Но как могло случиться, что остался свидетель его прежних дел? Среди антоновцев он, Недрянко, не верящий ни в бога, ни в черта, сбежавший из дому поповский сынок, был не последним. Сам атаман благоволил к нему, даже подарил свой маузер. Верно, двадцать лет тому назад для него все было трын-трава — и моральные -принципы, и политические убеждения. Он гулял, упиваясь своей лихой удалью, бравируя жестокостью, оправдывая укрепившуюся за ним славу человека без нервов. И уж если попадались комиссары, продразверстщики, сельские активисты, красноармейцы, чоновцы, уполномоченные укомов и губкомов — все кончали одним и тем же: пуля в лоб — и ваших нет, чтобы в будущем не встречаться с такими знакомыми. Этого тоже пристрелил. Хорошо помнит, как было. И загребли вместе с остальными. Правда, сразу же пришлось отступить под напором подоспевших буденновцев. И поди ж ты, выжил, чтоб сейчас встретиться и уличить его.
После подавления антоновского мятежа бежал Недрянко на юг, примкнул к красноармейскому отряду, потом вступил в партию. Надо было начинать новую жизнь, изворачиваться, скрывать от людей свое истинное лицо. С годами он все больше страшился прошлого, понимая, чем грозит ему разоблачение. Этот страх, державший его в постоянном напряжении, питал укоренившуюся в нем ненависть к тем, кто в любое мгновение мог разделаться с ним как с врагом. Прикрывшись личиной милицейского работника, он мстил за свой страх: тайно разбойничал, покрывал противников новой власти, вызывал недовольство ею... и в то же время втирался в доверие, пользовался каждым благоприятным случаем, чтобы выслужиться, показать свою преданность. Расчетливо, продуманно действовал. Ну кто поверил бы, что у кулака Авдея Пыжова нет зерна?
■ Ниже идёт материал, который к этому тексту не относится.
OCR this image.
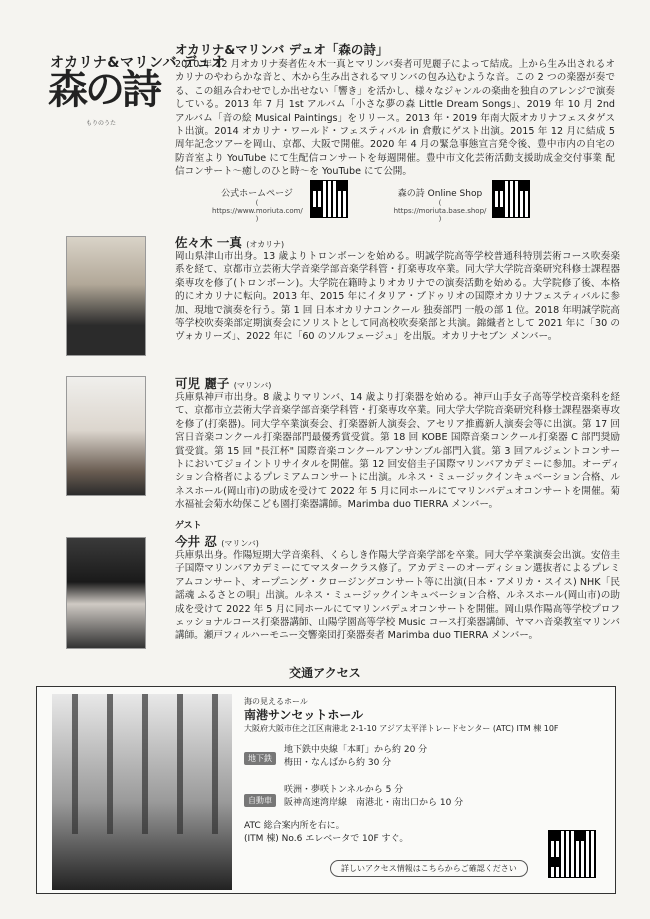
オカリナ&マリンバ デュオ
森の詩
もりのうた
オカリナ&マリンバ デュオ「森の詩」
2010 年 12 月オカリナ奏者佐々木一真とマリンバ奏者可児麗子によって結成。上から生み出されるオカリナのやわらかな音と、木から生み出されるマリンバの包み込むような音。この 2 つの楽器が奏でる、この組み合わせでしか出せない「響き」を活かし、様々なジャンルの楽曲を独自のアレンジで演奏している。2013 年 7 月 1st アルバム「小さな夢の森 Little Dream Songs」、2019 年 10 月 2nd アルバム「音の絵 Musical Paintings」をリリース。2013 年・2019 年南大阪オカリナフェスタゲスト出演。2014 オカリナ・ワールド・フェスティバル in 倉敷にゲスト出演。2015 年 12 月に結成 5 周年記念ツアーを岡山、京都、大阪で開催。2020 年 4 月の緊急事態宣言発令後、豊中市内の自宅の防音室より YouTube にて生配信コンサートを毎週開催。豊中市文化芸術活動支援助成金交付事業 配信コンサート〜癒しのひと時〜を YouTube にて公開。
公式ホームページ
( https://www.moriuta.com/ )
森の詩 Online Shop
( https://moriuta.base.shop/ )
佐々木 一真 (オカリナ)
岡山県津山市出身。13 歳よりトロンボーンを始める。明誠学院高等学校普通科特別芸術コース吹奏楽系を経て、京都市立芸術大学音楽学部音楽学科管・打楽専攻卒業。同大学大学院音楽研究科修士課程器楽専攻を修了(トロンボーン)。大学院在籍時よりオカリナでの演奏活動を始める。大学院修了後、本格的にオカリナに転向。2013 年、2015 年にイタリア・ブドゥリオの国際オカリナフェスティバルに参加、現地で演奏を行う。第 1 回 日本オカリナコンクール 独奏部門 一般の部 1 位。2018 年明誠学院高等学校吹奏楽部定期演奏会にソリストとして同高校吹奏楽部と共演。錦織者として 2021 年に「30 のヴォカリーズ」、2022 年に「60 のソルフェージュ」を出版。オカリナセブン メンバー。
可児 麗子 (マリンバ)
兵庫県神戸市出身。8 歳よりマリンバ、14 歳より打楽器を始める。神戸山手女子高等学校音楽科を経て、京都市立芸術大学音楽学部音楽学科管・打楽専攻卒業。同大学大学院音楽研究科修士課程器楽専攻を修了(打楽器)。同大学卒業演奏会、打楽器新人演奏会、アセリア推薦新人演奏会等に出演。第 17 回宮日音楽コンクール打楽器部門最優秀賞受賞。第 18 回 KOBE 国際音楽コンクール打楽器 C 部門奨励賞受賞。第 15 回 "長江杯" 国際音楽コンクールアンサンブル部門入賞。第 3 回アルジェントコンサートにおいてジョイントリサイタルを開催。第 12 回安倍圭子国際マリンバアカデミーに参加。オーディション合格者によるプレミアムコンサートに出演。ルネス・ミュージックインキュベーション合格、ルネスホール(岡山市)の助成を受けて 2022 年 5 月に同ホールにてマリンバデュオコンサートを開催。菊水福祉会菊水幼保こども園打楽器講師。Marimba duo TIERRA メンバー。
ゲスト
今井 忍 (マリンバ)
兵庫県出身。作陽短期大学音楽科、くらしき作陽大学音楽学部を卒業。同大学卒業演奏会出演。安倍圭子国際マリンバアカデミーにてマスタークラス修了。アカデミーのオーディション選抜者によるプレミアムコンサート、オープニング・クロージングコンサート等に出演(日本・アメリカ・スイス) NHK「民謡魂 ふるさとの唄」出演。ルネス・ミュージックインキュベーション合格、ルネスホール(岡山市)の助成を受けて 2022 年 5 月に同ホールにてマリンバデュオコンサートを開催。岡山県作陽高等学校プロフェッショナルコース打楽器講師、山陽学園高等学校 Music コース打楽器講師、ヤマハ音楽教室マリンバ講師。瀬戸フィルハーモニー交響楽団打楽器奏者 Marimba duo TIERRA メンバー。
交通アクセス
海の見えるホール
南港サンセットホール
大阪府大阪市住之江区南港北 2-1-10 アジア太平洋トレードセンター (ATC) ITM 棟 10F
地下鉄
地下鉄中央線「本町」から約 20 分
梅田・なんばから約 30 分
自動車
咲洲・夢咲トンネルから 5 分
阪神高速湾岸線　南港北・南出口から 10 分
ATC 総合案内所を右に。
(ITM 棟) No.6 エレベータで 10F すぐ。
詳しいアクセス情報はこちらからご確認ください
А ведь уперся, черт старый. Ему и в голову не приходило поступиться малым, чтобы сохранить все остальное. За него пришлось соображать. Потому и накрыл его сына Михаила лишь у одной из ям, хотя пронюхал и про все остальные. И Пыжовых не особенно потрусил, и прослыл непримиримым врагом кулачества, утаивающего от государства хлеб.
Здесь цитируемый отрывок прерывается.